Elisha Cooper
I sometimes see a crowd gathered in front of a storefront on Broadway, between 88th and 89th Street, staring with rapt concentration into the window. Occasionally they break out in laughter.
They are a random looking group–some in suits, some with groceries, some in shorts with baseball caps turned backwards–and they hardly ever look at each other. Most of them are standing contrapunto, on the verge of stepping away, back into the stream of Broadway and whatever they were doing before their eye was caught. Standing in their midst, though, I feel a sense of camaraderie. Everyone is sharing in the plain good luck of having found something interesting, and then there is the vague sense of relief that the occasion for gathering isn’t anger or indignation or a chance to rubberneck at some disaster, but simply an opportunity to cage a few free chuckles.

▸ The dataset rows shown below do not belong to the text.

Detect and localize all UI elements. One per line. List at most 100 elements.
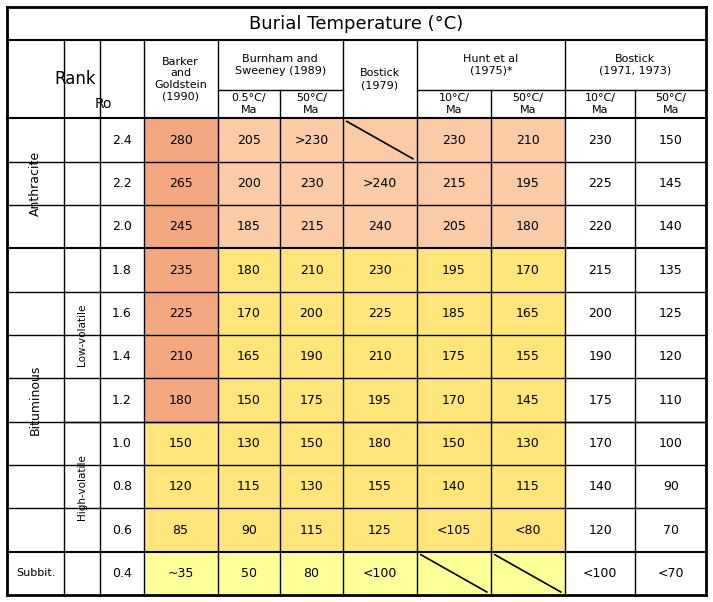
Bar: [343, 119, 417, 162]
Text: 0.8: 0.8: [112, 480, 132, 493]
Bar: [417, 421, 491, 465]
Bar: [417, 465, 491, 508]
Text: 235: 235: [169, 264, 193, 276]
Text: <70: <70: [657, 567, 684, 580]
Bar: [635, 292, 706, 335]
Text: Ro: Ro: [95, 97, 113, 111]
Text: 230: 230: [368, 264, 391, 276]
Text: 85: 85: [173, 524, 189, 536]
Bar: [417, 508, 491, 551]
Text: 180: 180: [237, 264, 261, 276]
Text: 2.4: 2.4: [112, 134, 132, 146]
Text: <100: <100: [363, 567, 397, 580]
Text: 200: 200: [588, 307, 612, 320]
Bar: [343, 379, 417, 421]
Text: 2.0: 2.0: [112, 220, 132, 233]
Bar: [143, 205, 217, 249]
Text: Bostick
(1979): Bostick (1979): [360, 69, 400, 90]
Text: 115: 115: [237, 480, 261, 493]
Text: 210: 210: [516, 134, 540, 146]
Bar: [417, 335, 491, 379]
Text: <105: <105: [436, 524, 471, 536]
Bar: [101, 335, 143, 379]
Bar: [143, 379, 217, 421]
Text: 120: 120: [659, 350, 682, 363]
Bar: [417, 162, 491, 205]
Text: High-volatile: High-volatile: [77, 454, 87, 520]
Text: 225: 225: [368, 307, 391, 320]
Text: <100: <100: [583, 567, 617, 580]
Bar: [635, 119, 706, 162]
Text: 1.8: 1.8: [112, 264, 132, 276]
Text: 150: 150: [659, 134, 682, 146]
Bar: [143, 508, 217, 551]
Bar: [565, 508, 635, 551]
Bar: [7, 40, 143, 119]
Bar: [280, 292, 343, 335]
Bar: [491, 421, 565, 465]
Text: 145: 145: [516, 394, 540, 406]
Text: Burial Temperature (°C): Burial Temperature (°C): [250, 14, 463, 33]
Bar: [217, 205, 280, 249]
Text: 90: 90: [663, 480, 679, 493]
Bar: [101, 249, 143, 292]
Bar: [280, 205, 343, 249]
Bar: [343, 249, 417, 292]
Bar: [280, 249, 343, 292]
Text: 170: 170: [442, 394, 466, 406]
Text: 120: 120: [169, 480, 193, 493]
Text: 150: 150: [169, 437, 193, 450]
Text: 130: 130: [237, 437, 261, 450]
Text: 175: 175: [299, 394, 324, 406]
Text: >230: >230: [294, 134, 329, 146]
Text: 120: 120: [588, 524, 612, 536]
Bar: [101, 119, 143, 162]
Bar: [143, 551, 217, 595]
Bar: [565, 249, 635, 292]
Text: 50°C/
Ma: 50°C/ Ma: [513, 93, 543, 115]
Bar: [217, 508, 280, 551]
Bar: [101, 508, 143, 551]
Bar: [280, 551, 343, 595]
Bar: [417, 292, 491, 335]
Bar: [143, 119, 217, 162]
Text: 150: 150: [442, 437, 466, 450]
Text: Subbit.: Subbit.: [16, 568, 55, 579]
Bar: [565, 551, 635, 595]
Bar: [143, 249, 217, 292]
Text: 220: 220: [588, 220, 612, 233]
Bar: [635, 551, 706, 595]
Text: 140: 140: [659, 220, 682, 233]
Bar: [64, 119, 101, 249]
Text: 225: 225: [169, 307, 193, 320]
Bar: [101, 421, 143, 465]
Bar: [143, 421, 217, 465]
Text: 180: 180: [516, 220, 540, 233]
Bar: [635, 205, 706, 249]
Text: 180: 180: [368, 437, 391, 450]
Bar: [217, 379, 280, 421]
Text: Rank: Rank: [54, 70, 96, 88]
Text: 140: 140: [588, 480, 612, 493]
Text: 2.2: 2.2: [112, 177, 132, 190]
Bar: [217, 551, 280, 595]
Bar: [417, 90, 491, 119]
Text: 190: 190: [588, 350, 612, 363]
Bar: [101, 379, 143, 421]
Text: 210: 210: [368, 350, 391, 363]
Bar: [143, 292, 217, 335]
Text: 50°C/
Ma: 50°C/ Ma: [296, 93, 327, 115]
Bar: [491, 162, 565, 205]
Bar: [343, 205, 417, 249]
Text: 115: 115: [299, 524, 324, 536]
Bar: [343, 40, 417, 119]
Bar: [635, 335, 706, 379]
Bar: [343, 292, 417, 335]
Bar: [217, 162, 280, 205]
Text: 185: 185: [237, 220, 261, 233]
Bar: [565, 421, 635, 465]
Bar: [64, 249, 101, 421]
Text: 230: 230: [299, 177, 324, 190]
Bar: [565, 465, 635, 508]
Text: 230: 230: [588, 134, 612, 146]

The crowd has gathered to watch Charley Chaplin. Video To Go often plays one of his movies in their window. Modern Times or The Great Dictator can be seen with the sound of traffic and the occasional car stereo replacing piano as accompaniment. The unusual soundtrack aside, the peals of laughter that erupt with some regularity are quite familiar. Some of those watching might be recollecting long ago dates at long lost revival houses, while others might be encountering the funny guy with the mustache and baggy pants for the first time. The size of the audience tends to build during each skit and then dissipates when the gag is over, only to build back up when things get going again, which is more or less right away. Chaplin’s movies are standard fare for the video monitor in the window, and a clerk at the store recently remarked that his movies are the only ones that draw a crowd. “But no one ever rents them,” she said.
*
Harold Brodkey wrote a great piece about this store and the role it played in Broadway circa the late 80’s-early 90’s. It took up an entire section of Talk of the Town in 1992.